Whether you are the plaintiff or the defendant in a civil lawsuit, here are some basic pointers that can help you win your case.
Step 1: Gather evidence Answer all of your attorney's questions so that they can help you gather physical evidence such as signed and dated contracts, and witness statements. Whatever claims you make in the case need to be backed up by hard evidence, if possible.
TIP: You can sue or be sued in civil court for failure to honor an agreement, which is called breach of contract, or for a wrongful act other than breach of contract, which is called a tort.

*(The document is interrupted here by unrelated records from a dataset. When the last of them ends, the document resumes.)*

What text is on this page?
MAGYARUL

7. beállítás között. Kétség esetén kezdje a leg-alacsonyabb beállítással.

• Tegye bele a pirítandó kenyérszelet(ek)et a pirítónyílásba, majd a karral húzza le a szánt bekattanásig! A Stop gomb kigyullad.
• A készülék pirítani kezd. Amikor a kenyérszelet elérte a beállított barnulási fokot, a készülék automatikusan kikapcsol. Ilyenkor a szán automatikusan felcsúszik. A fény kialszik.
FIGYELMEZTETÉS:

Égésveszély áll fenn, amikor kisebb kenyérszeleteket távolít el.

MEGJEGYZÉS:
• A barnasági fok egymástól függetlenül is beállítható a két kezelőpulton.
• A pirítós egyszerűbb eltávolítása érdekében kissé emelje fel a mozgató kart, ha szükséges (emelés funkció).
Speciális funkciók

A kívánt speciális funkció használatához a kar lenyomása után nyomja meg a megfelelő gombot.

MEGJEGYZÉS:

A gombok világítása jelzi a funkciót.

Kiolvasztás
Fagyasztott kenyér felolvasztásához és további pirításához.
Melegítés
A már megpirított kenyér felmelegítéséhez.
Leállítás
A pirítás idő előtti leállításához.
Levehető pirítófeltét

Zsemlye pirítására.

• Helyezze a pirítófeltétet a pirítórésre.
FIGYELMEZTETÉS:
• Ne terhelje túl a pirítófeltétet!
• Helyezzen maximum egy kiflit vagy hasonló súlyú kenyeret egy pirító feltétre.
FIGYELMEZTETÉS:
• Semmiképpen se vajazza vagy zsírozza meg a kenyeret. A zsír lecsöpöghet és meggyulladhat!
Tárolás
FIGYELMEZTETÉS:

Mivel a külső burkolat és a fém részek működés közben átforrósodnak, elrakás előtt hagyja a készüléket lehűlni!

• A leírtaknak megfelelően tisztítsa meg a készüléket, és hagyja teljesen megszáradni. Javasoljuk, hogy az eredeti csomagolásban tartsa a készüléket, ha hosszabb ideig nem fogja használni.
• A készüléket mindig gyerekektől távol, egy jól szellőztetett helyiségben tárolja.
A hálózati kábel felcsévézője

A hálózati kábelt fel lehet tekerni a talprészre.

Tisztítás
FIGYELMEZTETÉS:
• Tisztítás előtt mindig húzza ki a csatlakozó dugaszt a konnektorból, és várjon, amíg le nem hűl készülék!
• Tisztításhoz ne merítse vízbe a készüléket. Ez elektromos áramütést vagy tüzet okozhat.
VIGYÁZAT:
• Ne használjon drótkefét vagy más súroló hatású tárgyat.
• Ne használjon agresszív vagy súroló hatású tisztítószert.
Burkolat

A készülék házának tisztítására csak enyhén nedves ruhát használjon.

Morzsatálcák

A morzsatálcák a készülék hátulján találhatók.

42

Step 2: Prepare Prepare the particulars of your case while being aware of precedent, or how judges typically decide which party wins cases like yours; and the burden of proof, that is, what you have to prove to win.
TIP: Find out if there is a statute of limitations on cases like yours, and how long it is, so you won't delay filing past the deadline.
Step 3: Hope for a win Hope for a judgment in your favor if the case goes to trial.
Step 4: Keep going Stay on top of your case through the discovery process and questioning in depositions. Remember to keep your demeanor professional even when the process is frustrating.
TIP: Ask about lawyer's fees up front to be sure they are fair and reasonable.
Step 5: Hire an attorney Hire an attorney who is experienced in handling cases like yours. You will most likely need a professional to guide you through and represent you in settlement talks or trials.
Step 6: Mediate or settle Hammer out a settlement through lawyers or mediators if there's a possibility that you likely lose in a trial, and to avoid a drawn out and expensive trial process.
Step 7: Start the process File your complaint with the court if you are the plaintiff. In civil cases this is commonly called an action.
Step 8: Discredit your opponent Anticipate your opponent's claims and disprove them with fact-based evidence, while portraying your actions in the events as reasonable and prudent.
FACT: O.J. Simpson, was tried for the same offense twice -- he was prosecuted for murder in a criminal court and then tried for the same event as a wrongful death tort in a civil court.